Турчин радостно выскочил из ординаторской, чуть не сбив дверью входящую докторшу, умницу, невозмутимейшую Елену Ивановну. Пробить ее чем-то необычным было невыносимо трудно: она все знала и все повидала. Наверно, поэтому, мало кто из пациентов видел ее даже улыбающейся, а уж смеющейся не видел никто, это точно. Очень редко ее мог рассмешить Турчин, анекдотом или веселой историей из жизни окружающих. Сама она была весьма остроумной.
– Куда это Вы, да такой радостный? – спросила Елена Ивановна, – Никак облаготетельствовал кто?
– Бабушка вчерашняя померла, – ляпнул не подумав Турчин.
– Вот радости-то привалило Турчину, разбираться со случаем.
Иван Николаевич уже искал историю болезни бабули на посту медсестер.
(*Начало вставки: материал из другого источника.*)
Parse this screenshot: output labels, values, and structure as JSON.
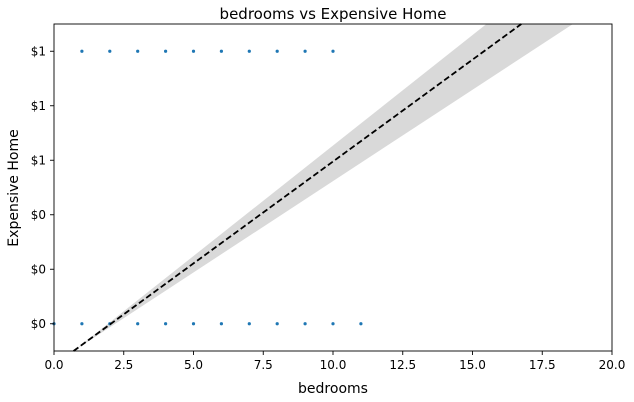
{
  "chart_data": {
    "type": "scatter",
    "title": "bedrooms vs Expensive Home",
    "xlabel": "bedrooms",
    "ylabel": "Expensive Home",
    "xlim": [
      0,
      20
    ],
    "ylim": [
      -0.1,
      1.1
    ],
    "grid": false,
    "x_ticks": [
      {
        "value": 0,
        "label": "0.0"
      },
      {
        "value": 2.5,
        "label": "2.5"
      },
      {
        "value": 5,
        "label": "5.0"
      },
      {
        "value": 7.5,
        "label": "7.5"
      },
      {
        "value": 10,
        "label": "10.0"
      },
      {
        "value": 12.5,
        "label": "12.5"
      },
      {
        "value": 15,
        "label": "15.0"
      },
      {
        "value": 17.5,
        "label": "17.5"
      },
      {
        "value": 20,
        "label": "20.0"
      }
    ],
    "y_ticks": [
      {
        "value": 0.0,
        "label": "$0"
      },
      {
        "value": 0.2,
        "label": "$0"
      },
      {
        "value": 0.4,
        "label": "$0"
      },
      {
        "value": 0.6,
        "label": "$1"
      },
      {
        "value": 0.8,
        "label": "$1"
      },
      {
        "value": 1.0,
        "label": "$1"
      }
    ],
    "points": [
      {
        "x": 0,
        "y": 0
      },
      {
        "x": 1,
        "y": 0
      },
      {
        "x": 2,
        "y": 0
      },
      {
        "x": 3,
        "y": 0
      },
      {
        "x": 4,
        "y": 0
      },
      {
        "x": 5,
        "y": 0
      },
      {
        "x": 6,
        "y": 0
      },
      {
        "x": 7,
        "y": 0
      },
      {
        "x": 8,
        "y": 0
      },
      {
        "x": 9,
        "y": 0
      },
      {
        "x": 10,
        "y": 0
      },
      {
        "x": 11,
        "y": 0
      },
      {
        "x": 1,
        "y": 1
      },
      {
        "x": 2,
        "y": 1
      },
      {
        "x": 3,
        "y": 1
      },
      {
        "x": 4,
        "y": 1
      },
      {
        "x": 5,
        "y": 1
      },
      {
        "x": 6,
        "y": 1
      },
      {
        "x": 7,
        "y": 1
      },
      {
        "x": 8,
        "y": 1
      },
      {
        "x": 9,
        "y": 1
      },
      {
        "x": 10,
        "y": 1
      }
    ],
    "regression": {
      "x": [
        0.7,
        16.75
      ],
      "y": [
        -0.1,
        1.1
      ],
      "ci_upper_end": {
        "x": 18.6,
        "y": 1.1
      },
      "ci_lower_end": {
        "x": 15.5,
        "y": 1.1
      }
    },
    "colors": {
      "points": "#1f77b4",
      "regression_line": "#000000",
      "ci_band": "#d9d9d9"
    }
  }
}
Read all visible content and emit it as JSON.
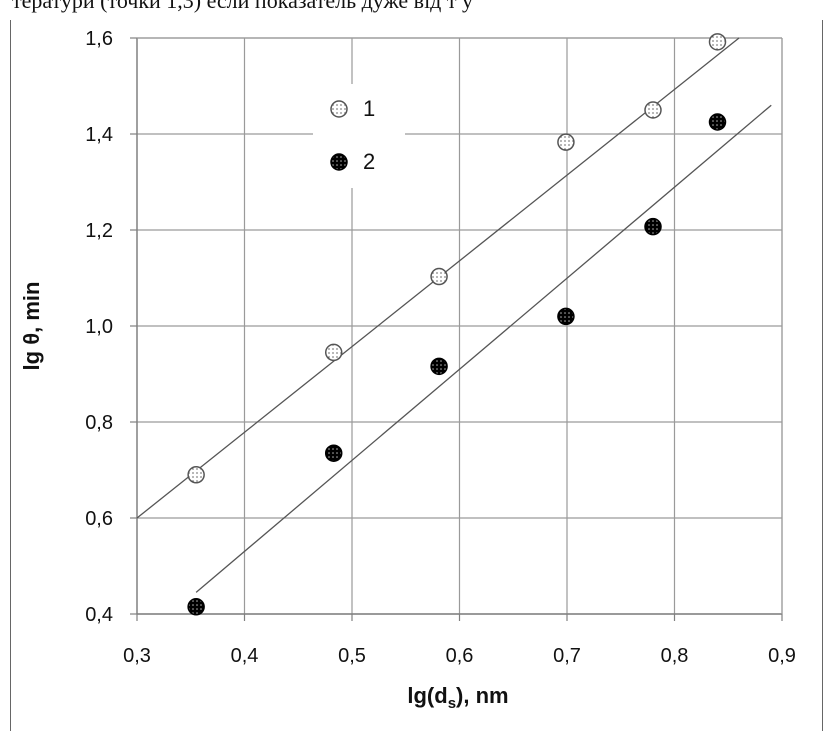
{
  "header_fragment": "тератури (точки 1,3) если показатель дуже від т у",
  "chart_data": {
    "type": "scatter",
    "title": "",
    "xlabel": "lg(d",
    "xlabel_sub": "s",
    "xlabel_suffix": "), nm",
    "ylabel": "lg θ, min",
    "xlim": [
      0.3,
      0.9
    ],
    "ylim": [
      0.4,
      1.6
    ],
    "xticks": [
      "0,3",
      "0,4",
      "0,5",
      "0,6",
      "0,7",
      "0,8",
      "0,9"
    ],
    "yticks": [
      "0,4",
      "0,6",
      "0,8",
      "1,0",
      "1,2",
      "1,4",
      "1,6"
    ],
    "grid": true,
    "legend_position": "upper-left-inside",
    "series": [
      {
        "name": "1",
        "marker": "dotted-open-circle",
        "x": [
          0.355,
          0.483,
          0.581,
          0.699,
          0.78,
          0.84
        ],
        "y": [
          0.69,
          0.945,
          1.103,
          1.383,
          1.45,
          1.592
        ]
      },
      {
        "name": "2",
        "marker": "dark-dotted-circle",
        "x": [
          0.355,
          0.483,
          0.581,
          0.699,
          0.78,
          0.84
        ],
        "y": [
          0.415,
          0.735,
          0.916,
          1.02,
          1.207,
          1.425
        ]
      }
    ],
    "fit_lines": [
      {
        "series": "1",
        "x": [
          0.3,
          0.86
        ],
        "y": [
          0.6,
          1.6
        ]
      },
      {
        "series": "2",
        "x": [
          0.355,
          0.89
        ],
        "y": [
          0.445,
          1.46
        ]
      }
    ]
  }
}
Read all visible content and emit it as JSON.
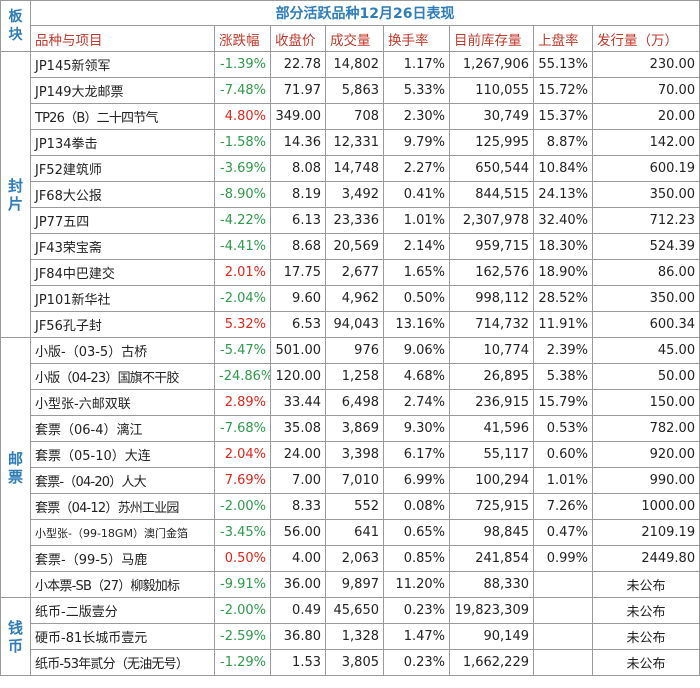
{
  "title": "部分活跃品种12月26日表现",
  "block_header": "板块",
  "columns": [
    "品种与项目",
    "涨跌幅",
    "收盘价",
    "成交量",
    "换手率",
    "目前库存量",
    "上盘率",
    "发行量（万）"
  ],
  "sectors": [
    {
      "name": "封片",
      "rows": [
        {
          "name": "JP145新领军",
          "change": "-1.39%",
          "close": "22.78",
          "volume": "14,802",
          "turnover": "1.17%",
          "stock": "1,267,906",
          "listing": "55.13%",
          "issue": "230.00"
        },
        {
          "name": "JP149大龙邮票",
          "change": "-7.48%",
          "close": "71.97",
          "volume": "5,863",
          "turnover": "5.33%",
          "stock": "110,055",
          "listing": "15.72%",
          "issue": "70.00"
        },
        {
          "name": "TP26（B）二十四节气",
          "change": "4.80%",
          "close": "349.00",
          "volume": "708",
          "turnover": "2.30%",
          "stock": "30,749",
          "listing": "15.37%",
          "issue": "20.00"
        },
        {
          "name": "JP134拳击",
          "change": "-1.58%",
          "close": "14.36",
          "volume": "12,331",
          "turnover": "9.79%",
          "stock": "125,995",
          "listing": "8.87%",
          "issue": "142.00"
        },
        {
          "name": "JF52建筑师",
          "change": "-3.69%",
          "close": "8.08",
          "volume": "14,748",
          "turnover": "2.27%",
          "stock": "650,544",
          "listing": "10.84%",
          "issue": "600.19"
        },
        {
          "name": "JF68大公报",
          "change": "-8.90%",
          "close": "8.19",
          "volume": "3,492",
          "turnover": "0.41%",
          "stock": "844,515",
          "listing": "24.13%",
          "issue": "350.00"
        },
        {
          "name": "JP77五四",
          "change": "-4.22%",
          "close": "6.13",
          "volume": "23,336",
          "turnover": "1.01%",
          "stock": "2,307,978",
          "listing": "32.40%",
          "issue": "712.23"
        },
        {
          "name": "JF43荣宝斋",
          "change": "-4.41%",
          "close": "8.68",
          "volume": "20,569",
          "turnover": "2.14%",
          "stock": "959,715",
          "listing": "18.30%",
          "issue": "524.39"
        },
        {
          "name": "JF84中巴建交",
          "change": "2.01%",
          "close": "17.75",
          "volume": "2,677",
          "turnover": "1.65%",
          "stock": "162,576",
          "listing": "18.90%",
          "issue": "86.00"
        },
        {
          "name": "JP101新华社",
          "change": "-2.04%",
          "close": "9.60",
          "volume": "4,962",
          "turnover": "0.50%",
          "stock": "998,112",
          "listing": "28.52%",
          "issue": "350.00"
        },
        {
          "name": "JF56孔子封",
          "change": "5.32%",
          "close": "6.53",
          "volume": "94,043",
          "turnover": "13.16%",
          "stock": "714,732",
          "listing": "11.91%",
          "issue": "600.34"
        }
      ]
    },
    {
      "name": "邮票",
      "rows": [
        {
          "name": "小版-（03-5）古桥",
          "change": "-5.47%",
          "close": "501.00",
          "volume": "976",
          "turnover": "9.06%",
          "stock": "10,774",
          "listing": "2.39%",
          "issue": "45.00"
        },
        {
          "name": "小版（04-23）国旗不干胶",
          "change": "-24.86%",
          "close": "120.00",
          "volume": "1,258",
          "turnover": "4.68%",
          "stock": "26,895",
          "listing": "5.38%",
          "issue": "50.00"
        },
        {
          "name": "小型张-六邮双联",
          "change": "2.89%",
          "close": "33.44",
          "volume": "6,498",
          "turnover": "2.74%",
          "stock": "236,915",
          "listing": "15.79%",
          "issue": "150.00"
        },
        {
          "name": "套票（06-4）漓江",
          "change": "-7.68%",
          "close": "35.08",
          "volume": "3,869",
          "turnover": "9.30%",
          "stock": "41,596",
          "listing": "0.53%",
          "issue": "782.00"
        },
        {
          "name": "套票（05-10）大连",
          "change": "2.04%",
          "close": "24.00",
          "volume": "3,398",
          "turnover": "6.17%",
          "stock": "55,117",
          "listing": "0.60%",
          "issue": "920.00"
        },
        {
          "name": "套票-（04-20）人大",
          "change": "7.69%",
          "close": "7.00",
          "volume": "7,010",
          "turnover": "6.99%",
          "stock": "100,294",
          "listing": "1.01%",
          "issue": "990.00"
        },
        {
          "name": "套票（04-12）苏州工业园",
          "change": "-2.00%",
          "close": "8.33",
          "volume": "552",
          "turnover": "0.08%",
          "stock": "725,915",
          "listing": "7.26%",
          "issue": "1000.00"
        },
        {
          "name": "小型张-（99-18GM）澳门金箔",
          "change": "-3.45%",
          "close": "56.00",
          "volume": "641",
          "turnover": "0.65%",
          "stock": "98,845",
          "listing": "0.47%",
          "issue": "2109.19"
        },
        {
          "name": "套票-（99-5）马鹿",
          "change": "0.50%",
          "close": "4.00",
          "volume": "2,063",
          "turnover": "0.85%",
          "stock": "241,854",
          "listing": "0.99%",
          "issue": "2449.80"
        },
        {
          "name": "小本票-SB（27）柳毅加标",
          "change": "-9.91%",
          "close": "36.00",
          "volume": "9,897",
          "turnover": "11.20%",
          "stock": "88,330",
          "listing": "",
          "issue": "未公布"
        }
      ]
    },
    {
      "name": "钱币",
      "rows": [
        {
          "name": "纸币-二版壹分",
          "change": "-2.00%",
          "close": "0.49",
          "volume": "45,650",
          "turnover": "0.23%",
          "stock": "19,823,309",
          "listing": "",
          "issue": "未公布"
        },
        {
          "name": "硬币-81长城币壹元",
          "change": "-2.59%",
          "close": "36.80",
          "volume": "1,328",
          "turnover": "1.47%",
          "stock": "90,149",
          "listing": "",
          "issue": "未公布"
        },
        {
          "name": "纸币-53年贰分（无油无号）",
          "change": "-1.29%",
          "close": "1.53",
          "volume": "3,805",
          "turnover": "0.23%",
          "stock": "1,662,229",
          "listing": "",
          "issue": "未公布"
        }
      ]
    }
  ],
  "colors": {
    "up": "#e0261b",
    "down": "#2e9a4a",
    "header": "#c0392b",
    "accent": "#2f7db8"
  }
}
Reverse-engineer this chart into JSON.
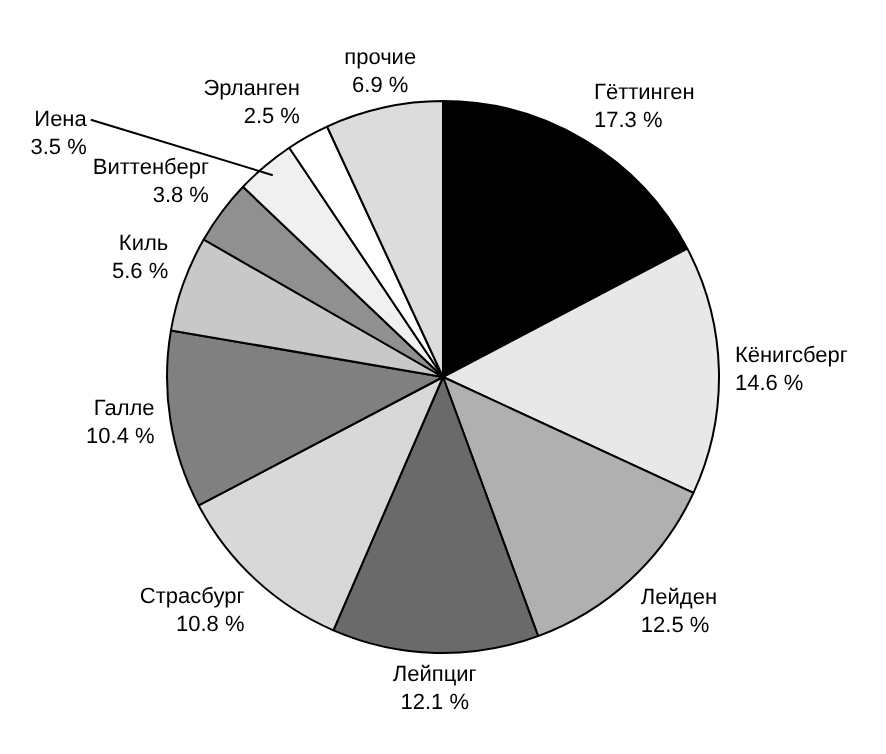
{
  "chart_data": {
    "type": "pie",
    "categories": [
      "Гёттинген",
      "Кёнигсберг",
      "Лейден",
      "Лейпциг",
      "Страсбург",
      "Галле",
      "Киль",
      "Виттенберг",
      "Иена",
      "Эрланген",
      "прочие"
    ],
    "values": [
      17.3,
      14.6,
      12.5,
      12.1,
      10.8,
      10.4,
      5.6,
      3.8,
      3.5,
      2.5,
      6.9
    ],
    "value_labels": [
      "17.3 %",
      "14.6 %",
      "12.5 %",
      "12.1 %",
      "10.8 %",
      "10.4 %",
      "5.6 %",
      "3.8 %",
      "3.5 %",
      "2.5 %",
      "6.9 %"
    ],
    "colors": [
      "#000000",
      "#e8e8e8",
      "#b0b0b0",
      "#6a6a6a",
      "#d8d8d8",
      "#808080",
      "#c8c8c8",
      "#909090",
      "#f0f0f0",
      "#ffffff",
      "#dcdcdc"
    ]
  }
}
Она лежала на столе сверху. Он раскрыл последнюю страничку и прочитал имя-отчество сына. «Так вот как Вас кличут, Ерофей Митрофанович, унылый и сомневающийся философ-соучастник».
Нашел и амбулаторную карту. Вдруг ему захотелось услышать голос красавицы дочери покойной.
– Але, Елена Константиновна? Это доктор Турчин. Примите мои соболезнования!
На том конце женщина молчала, видимо, не могла прийти в себя от такой скорости реализации ее проекта. Так и есть:
– А что, Иван Николаевич, уже все?
– Вы разве не знали еще? Вас что-то не устраивает?
– Нет, что Вы! Я поражена, как умеют работать наши врачи, – с великой долей сарказма произнесла красавица, Елена Константиновна.
– Примите еще раз мои соболезнования. Справку, давайте Вам в понедельник выпишу, хорошо?
– Хорошо, – ответила красавица из центра и отключила связь.
Ладно. Не хочет больше общаться. Турчин побежал доделывать выписки. В ординаторской Светланы Геннадьевны уже не было, Шастин продолжал сидеть, уткнувшись в экран монитора, Елена Ивановна уже что-то писала.
– Ну, что бабушка? – спросила она.
– Приказала долго жить, – ответил Иван Николаевич.
– И все?
– И все. Девяносто лет.
Все замолчали, торопясь сделать сегодняшнюю работу побыстрее. Сильно старался и Турчин. Даже справку о смерти бабушки сделал сегодня. Так быстро, странно, без особой пятничной суеты прошел день.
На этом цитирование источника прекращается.